I start off with an adjustment from Jack, the chiropractor, whom I really like. He's young, 6'5", well muscled, blond, and affable. If you're going to let some guy you hardly know cradle you in his arms and squeeze until all your joints crack, it might as well be some hot guy with a slow, sly grin. Yesterday I told Jack I was just a mess, and he agreed–said my adrenals were shot and marveled at how toxic my system was, until I told him I've been treating my insomnia with booze, benadryl and prescription sleeping pills.
Bonnie, my masseuse, was astonished at how knotted and tight my neck and shoulders were, until I told her I've begun standing on my head for a few minutes every day as part of my yoga practice. She refuses to believe this is a good idea, even when I explained how it's supposed to massage your internal organs and give you a new perspective on your problems and flood your brain with oxygen etc etc. She had no sympathy when I cried out in pain as she dug her thumbs into these kinked lumps along my trapezius muscles, but at least I felt better when I got up off the table.
I save the best for last: I LOVE acupuncture. Maki, my acupuncturist these days, is a very cool Japanese woman who trained at the New England School of Acupuncture, the oldest school of acupuncture and Oriental medicine in the United States, also the alma mater of my other favorite acupuncturist, who lives in Iowa. I told Maki what I told Bonnie and Jack: that I was a mess, and she agreed. She started some process of assessment, then told me, "Your mind is so busy, isn't it. You think too much."
"Everyone tells me that," I said. "But it's hard to stop."
She paused, then said, "But it's your heart that's most disorderly. It's going crazy. What happened to you?"
So I told her some of what I've been dealing with lately. And then she started inserting needles.
One of the things I love about acupuncture is that it works: it has healed and improved so many of my ailments. Another is that it sometimes causes these funky altered states. It doesn't happen every treatment, but when I feel it coming, I get really happy because I know it'll be good. One part of my brain turns off and another part takes over and I go on this cool ride to someplace I don't get to visit often enough. When I felt the transition starting last Friday, I told Maki, "I need to tell you while I still can that I'm OK, but I'm going away now. And I won't be able to talk to you for a while."

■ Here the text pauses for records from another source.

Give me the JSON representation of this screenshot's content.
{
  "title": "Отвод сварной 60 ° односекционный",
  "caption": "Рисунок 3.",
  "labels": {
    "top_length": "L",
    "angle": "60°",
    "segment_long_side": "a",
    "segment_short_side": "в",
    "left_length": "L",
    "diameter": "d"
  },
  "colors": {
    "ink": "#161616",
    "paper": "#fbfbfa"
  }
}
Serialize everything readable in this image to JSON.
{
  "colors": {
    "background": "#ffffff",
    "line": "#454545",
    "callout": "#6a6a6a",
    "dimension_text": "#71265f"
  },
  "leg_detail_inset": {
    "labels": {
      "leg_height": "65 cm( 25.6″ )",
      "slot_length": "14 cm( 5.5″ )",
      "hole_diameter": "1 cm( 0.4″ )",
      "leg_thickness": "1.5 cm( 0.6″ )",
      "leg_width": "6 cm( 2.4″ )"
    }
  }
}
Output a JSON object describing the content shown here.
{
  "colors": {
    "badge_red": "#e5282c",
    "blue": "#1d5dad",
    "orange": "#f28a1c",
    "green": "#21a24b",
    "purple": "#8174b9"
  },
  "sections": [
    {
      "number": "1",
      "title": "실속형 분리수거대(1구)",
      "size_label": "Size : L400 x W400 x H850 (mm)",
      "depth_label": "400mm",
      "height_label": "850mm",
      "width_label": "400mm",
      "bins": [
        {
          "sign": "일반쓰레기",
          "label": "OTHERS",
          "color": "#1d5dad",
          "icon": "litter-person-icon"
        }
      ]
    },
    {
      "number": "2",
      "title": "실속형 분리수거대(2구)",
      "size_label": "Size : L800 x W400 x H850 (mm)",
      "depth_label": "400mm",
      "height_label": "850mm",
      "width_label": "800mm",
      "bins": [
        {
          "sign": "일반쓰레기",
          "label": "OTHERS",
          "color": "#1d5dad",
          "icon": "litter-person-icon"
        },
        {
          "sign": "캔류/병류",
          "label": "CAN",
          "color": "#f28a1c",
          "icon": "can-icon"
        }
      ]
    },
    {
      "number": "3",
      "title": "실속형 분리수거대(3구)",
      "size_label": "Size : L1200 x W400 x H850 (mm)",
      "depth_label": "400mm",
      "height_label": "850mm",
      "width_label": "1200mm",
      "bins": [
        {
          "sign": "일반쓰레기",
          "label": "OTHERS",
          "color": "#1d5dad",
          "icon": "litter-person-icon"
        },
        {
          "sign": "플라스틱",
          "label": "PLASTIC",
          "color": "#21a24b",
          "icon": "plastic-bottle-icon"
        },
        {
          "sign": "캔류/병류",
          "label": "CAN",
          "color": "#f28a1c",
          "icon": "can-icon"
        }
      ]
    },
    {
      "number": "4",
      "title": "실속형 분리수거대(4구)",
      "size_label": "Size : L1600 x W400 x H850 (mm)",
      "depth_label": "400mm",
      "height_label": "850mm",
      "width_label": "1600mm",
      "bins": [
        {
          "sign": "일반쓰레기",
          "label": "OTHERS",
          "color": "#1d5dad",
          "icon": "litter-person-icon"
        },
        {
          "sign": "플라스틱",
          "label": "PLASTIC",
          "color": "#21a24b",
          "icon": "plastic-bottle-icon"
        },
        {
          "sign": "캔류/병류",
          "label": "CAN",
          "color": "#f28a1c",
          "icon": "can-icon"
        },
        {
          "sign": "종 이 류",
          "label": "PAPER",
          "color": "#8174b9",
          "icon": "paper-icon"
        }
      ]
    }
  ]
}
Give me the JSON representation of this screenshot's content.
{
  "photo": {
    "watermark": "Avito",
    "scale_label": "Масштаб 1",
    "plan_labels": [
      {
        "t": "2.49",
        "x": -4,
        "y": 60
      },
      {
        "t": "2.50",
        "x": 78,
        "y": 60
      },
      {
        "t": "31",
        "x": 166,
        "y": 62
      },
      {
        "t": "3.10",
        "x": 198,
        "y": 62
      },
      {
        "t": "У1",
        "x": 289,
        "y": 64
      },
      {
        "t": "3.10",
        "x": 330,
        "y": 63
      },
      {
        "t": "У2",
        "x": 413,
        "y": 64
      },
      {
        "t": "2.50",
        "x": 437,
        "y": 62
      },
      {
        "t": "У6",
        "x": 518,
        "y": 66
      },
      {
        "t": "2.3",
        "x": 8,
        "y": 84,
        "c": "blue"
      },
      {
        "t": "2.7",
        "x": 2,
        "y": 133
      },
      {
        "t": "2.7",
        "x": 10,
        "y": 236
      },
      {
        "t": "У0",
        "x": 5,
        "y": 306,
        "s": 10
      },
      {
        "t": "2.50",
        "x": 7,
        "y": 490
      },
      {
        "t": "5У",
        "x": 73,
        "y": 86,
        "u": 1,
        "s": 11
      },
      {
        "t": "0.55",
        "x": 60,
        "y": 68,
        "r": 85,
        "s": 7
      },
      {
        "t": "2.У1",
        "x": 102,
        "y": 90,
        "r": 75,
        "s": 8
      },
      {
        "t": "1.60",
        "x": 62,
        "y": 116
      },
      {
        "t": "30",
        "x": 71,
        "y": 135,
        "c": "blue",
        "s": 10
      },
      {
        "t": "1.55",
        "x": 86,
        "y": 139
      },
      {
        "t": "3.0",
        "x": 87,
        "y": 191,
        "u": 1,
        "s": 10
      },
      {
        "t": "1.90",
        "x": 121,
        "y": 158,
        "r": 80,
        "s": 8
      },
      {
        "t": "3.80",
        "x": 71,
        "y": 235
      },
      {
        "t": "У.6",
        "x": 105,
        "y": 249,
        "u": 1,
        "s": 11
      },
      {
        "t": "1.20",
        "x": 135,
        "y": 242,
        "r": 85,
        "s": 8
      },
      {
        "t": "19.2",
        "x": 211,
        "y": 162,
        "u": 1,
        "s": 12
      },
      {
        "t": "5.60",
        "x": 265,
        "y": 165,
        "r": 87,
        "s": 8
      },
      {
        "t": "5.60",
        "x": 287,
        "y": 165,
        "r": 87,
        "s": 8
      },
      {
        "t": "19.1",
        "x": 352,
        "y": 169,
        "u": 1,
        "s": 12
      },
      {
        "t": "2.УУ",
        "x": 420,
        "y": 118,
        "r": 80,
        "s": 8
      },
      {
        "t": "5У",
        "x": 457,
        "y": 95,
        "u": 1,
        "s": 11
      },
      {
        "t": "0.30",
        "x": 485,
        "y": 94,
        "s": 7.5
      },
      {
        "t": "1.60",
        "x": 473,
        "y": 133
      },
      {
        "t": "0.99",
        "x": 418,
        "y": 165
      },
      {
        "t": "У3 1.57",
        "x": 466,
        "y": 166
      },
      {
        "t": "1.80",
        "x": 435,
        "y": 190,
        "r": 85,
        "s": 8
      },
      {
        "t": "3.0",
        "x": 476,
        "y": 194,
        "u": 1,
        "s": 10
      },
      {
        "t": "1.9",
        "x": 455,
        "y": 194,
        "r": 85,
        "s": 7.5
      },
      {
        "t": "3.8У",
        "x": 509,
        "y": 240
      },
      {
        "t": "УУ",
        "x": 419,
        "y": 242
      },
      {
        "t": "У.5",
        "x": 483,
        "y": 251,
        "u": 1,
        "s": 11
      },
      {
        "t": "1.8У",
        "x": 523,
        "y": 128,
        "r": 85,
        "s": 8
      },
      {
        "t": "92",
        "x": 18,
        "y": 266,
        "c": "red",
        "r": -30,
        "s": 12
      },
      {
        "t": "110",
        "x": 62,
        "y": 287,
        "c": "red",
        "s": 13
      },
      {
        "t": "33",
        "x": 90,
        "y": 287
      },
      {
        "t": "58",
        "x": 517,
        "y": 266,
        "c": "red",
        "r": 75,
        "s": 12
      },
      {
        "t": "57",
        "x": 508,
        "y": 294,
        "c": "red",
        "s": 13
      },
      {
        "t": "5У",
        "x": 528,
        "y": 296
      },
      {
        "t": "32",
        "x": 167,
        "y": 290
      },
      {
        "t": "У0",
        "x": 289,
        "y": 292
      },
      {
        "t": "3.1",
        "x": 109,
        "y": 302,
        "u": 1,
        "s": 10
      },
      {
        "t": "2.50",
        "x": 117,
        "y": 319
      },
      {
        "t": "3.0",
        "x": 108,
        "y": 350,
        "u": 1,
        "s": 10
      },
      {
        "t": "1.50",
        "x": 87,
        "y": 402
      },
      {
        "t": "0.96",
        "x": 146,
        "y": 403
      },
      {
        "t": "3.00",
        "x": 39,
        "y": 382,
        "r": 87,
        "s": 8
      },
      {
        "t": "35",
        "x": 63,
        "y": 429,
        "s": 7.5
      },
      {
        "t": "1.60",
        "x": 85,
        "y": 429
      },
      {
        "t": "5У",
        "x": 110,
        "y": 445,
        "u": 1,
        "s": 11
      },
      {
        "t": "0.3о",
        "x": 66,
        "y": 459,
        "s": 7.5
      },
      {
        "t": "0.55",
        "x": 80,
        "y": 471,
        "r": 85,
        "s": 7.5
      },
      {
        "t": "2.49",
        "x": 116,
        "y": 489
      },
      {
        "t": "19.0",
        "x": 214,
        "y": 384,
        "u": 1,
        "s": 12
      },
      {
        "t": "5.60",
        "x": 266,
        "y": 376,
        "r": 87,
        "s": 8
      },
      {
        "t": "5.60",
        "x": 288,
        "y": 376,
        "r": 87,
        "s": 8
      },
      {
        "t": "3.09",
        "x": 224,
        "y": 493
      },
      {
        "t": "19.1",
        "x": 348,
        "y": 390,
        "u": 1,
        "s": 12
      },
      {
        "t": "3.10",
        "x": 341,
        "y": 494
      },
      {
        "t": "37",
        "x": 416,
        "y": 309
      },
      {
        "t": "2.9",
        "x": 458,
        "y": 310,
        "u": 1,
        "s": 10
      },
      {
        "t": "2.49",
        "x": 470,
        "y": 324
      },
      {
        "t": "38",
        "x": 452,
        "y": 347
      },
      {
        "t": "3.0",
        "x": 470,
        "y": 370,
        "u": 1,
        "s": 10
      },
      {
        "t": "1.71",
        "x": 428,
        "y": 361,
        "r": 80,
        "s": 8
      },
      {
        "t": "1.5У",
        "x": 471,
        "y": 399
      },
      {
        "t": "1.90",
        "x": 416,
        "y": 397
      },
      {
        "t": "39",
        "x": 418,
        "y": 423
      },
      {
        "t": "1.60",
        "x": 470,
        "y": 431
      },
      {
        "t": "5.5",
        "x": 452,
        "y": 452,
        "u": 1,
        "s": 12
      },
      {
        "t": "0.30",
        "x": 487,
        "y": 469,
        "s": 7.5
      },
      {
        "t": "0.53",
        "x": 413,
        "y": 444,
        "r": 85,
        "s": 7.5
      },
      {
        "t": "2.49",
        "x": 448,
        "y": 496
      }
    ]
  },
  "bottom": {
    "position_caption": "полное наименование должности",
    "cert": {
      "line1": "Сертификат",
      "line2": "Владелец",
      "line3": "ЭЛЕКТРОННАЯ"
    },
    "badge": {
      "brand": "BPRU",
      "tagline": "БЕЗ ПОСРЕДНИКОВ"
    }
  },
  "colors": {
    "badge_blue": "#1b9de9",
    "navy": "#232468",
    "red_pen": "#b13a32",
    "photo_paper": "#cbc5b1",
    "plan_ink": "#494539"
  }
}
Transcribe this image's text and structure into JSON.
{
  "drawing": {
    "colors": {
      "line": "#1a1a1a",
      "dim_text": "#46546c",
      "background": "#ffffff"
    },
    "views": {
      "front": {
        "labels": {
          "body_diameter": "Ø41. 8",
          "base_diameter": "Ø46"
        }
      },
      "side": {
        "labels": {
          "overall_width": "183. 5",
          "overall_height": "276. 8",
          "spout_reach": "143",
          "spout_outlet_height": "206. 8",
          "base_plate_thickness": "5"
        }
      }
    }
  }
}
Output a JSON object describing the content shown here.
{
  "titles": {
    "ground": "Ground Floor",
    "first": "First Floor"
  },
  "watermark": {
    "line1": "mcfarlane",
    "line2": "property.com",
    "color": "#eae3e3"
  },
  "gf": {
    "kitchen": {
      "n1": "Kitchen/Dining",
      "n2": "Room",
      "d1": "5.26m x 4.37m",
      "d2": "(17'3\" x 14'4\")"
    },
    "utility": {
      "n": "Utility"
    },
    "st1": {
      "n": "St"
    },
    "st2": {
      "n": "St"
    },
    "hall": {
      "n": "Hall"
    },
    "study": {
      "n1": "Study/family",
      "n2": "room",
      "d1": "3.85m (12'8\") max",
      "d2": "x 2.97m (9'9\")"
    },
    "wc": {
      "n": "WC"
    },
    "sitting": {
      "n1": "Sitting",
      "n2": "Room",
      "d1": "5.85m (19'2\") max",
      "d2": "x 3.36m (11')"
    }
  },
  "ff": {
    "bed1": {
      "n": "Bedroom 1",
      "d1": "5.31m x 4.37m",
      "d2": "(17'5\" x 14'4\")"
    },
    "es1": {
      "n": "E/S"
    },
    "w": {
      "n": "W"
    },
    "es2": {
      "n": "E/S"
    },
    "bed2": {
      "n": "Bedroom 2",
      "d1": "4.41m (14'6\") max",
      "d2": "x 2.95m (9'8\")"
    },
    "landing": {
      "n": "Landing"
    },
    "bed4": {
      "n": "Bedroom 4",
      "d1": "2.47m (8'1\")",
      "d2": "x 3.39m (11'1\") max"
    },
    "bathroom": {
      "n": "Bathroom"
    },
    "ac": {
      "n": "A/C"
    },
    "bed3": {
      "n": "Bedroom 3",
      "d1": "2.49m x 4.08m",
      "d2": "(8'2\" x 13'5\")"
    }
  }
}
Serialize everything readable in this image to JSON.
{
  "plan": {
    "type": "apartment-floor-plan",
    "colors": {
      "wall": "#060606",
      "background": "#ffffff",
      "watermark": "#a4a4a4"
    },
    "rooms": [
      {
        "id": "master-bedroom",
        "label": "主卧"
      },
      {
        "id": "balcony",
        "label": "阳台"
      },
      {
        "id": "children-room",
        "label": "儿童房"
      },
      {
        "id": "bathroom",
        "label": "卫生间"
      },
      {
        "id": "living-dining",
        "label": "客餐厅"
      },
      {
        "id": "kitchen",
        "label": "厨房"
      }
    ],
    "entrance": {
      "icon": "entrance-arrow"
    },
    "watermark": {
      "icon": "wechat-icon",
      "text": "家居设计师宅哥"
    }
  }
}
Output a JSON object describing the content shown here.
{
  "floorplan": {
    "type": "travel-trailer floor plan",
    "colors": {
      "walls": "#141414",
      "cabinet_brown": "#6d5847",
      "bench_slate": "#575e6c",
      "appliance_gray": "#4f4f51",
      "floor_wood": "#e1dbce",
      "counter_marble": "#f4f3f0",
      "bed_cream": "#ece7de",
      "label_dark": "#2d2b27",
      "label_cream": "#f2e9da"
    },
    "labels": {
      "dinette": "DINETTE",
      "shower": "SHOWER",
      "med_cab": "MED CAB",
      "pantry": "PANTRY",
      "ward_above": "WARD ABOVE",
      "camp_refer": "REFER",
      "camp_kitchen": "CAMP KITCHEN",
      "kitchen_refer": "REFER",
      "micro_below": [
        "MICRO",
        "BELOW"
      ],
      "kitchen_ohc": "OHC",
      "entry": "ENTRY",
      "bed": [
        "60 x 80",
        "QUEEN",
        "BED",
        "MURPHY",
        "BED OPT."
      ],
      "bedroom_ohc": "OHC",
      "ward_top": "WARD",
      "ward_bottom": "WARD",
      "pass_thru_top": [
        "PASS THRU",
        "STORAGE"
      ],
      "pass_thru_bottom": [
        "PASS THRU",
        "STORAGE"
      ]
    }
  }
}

Instead, I talked to my heart. I could feel myself having this conversation with it, I could hear it and I could feel it, could feel it as if it were a separate entity, this presence living inside me with an identity of its own, talking to me, telling me how I'd neglected it. It seemed terribly brave and strong to me, in ways that astonished and humbled me. I kept offering to protect it, and it kept telling me it didn't need protecting; it just needed attention from me, and nurturing after it got hurt.
So now, however cliched and silly it sounds, I'm trying to listen to my heart. I guess as I consider the matter it seems that phrase might have become a cliche because it can mean something real. And I'm trying to trust this bravery I somehow carry inside me, this refusal to accept protection and safety as a substitute for experience, discovery and growth.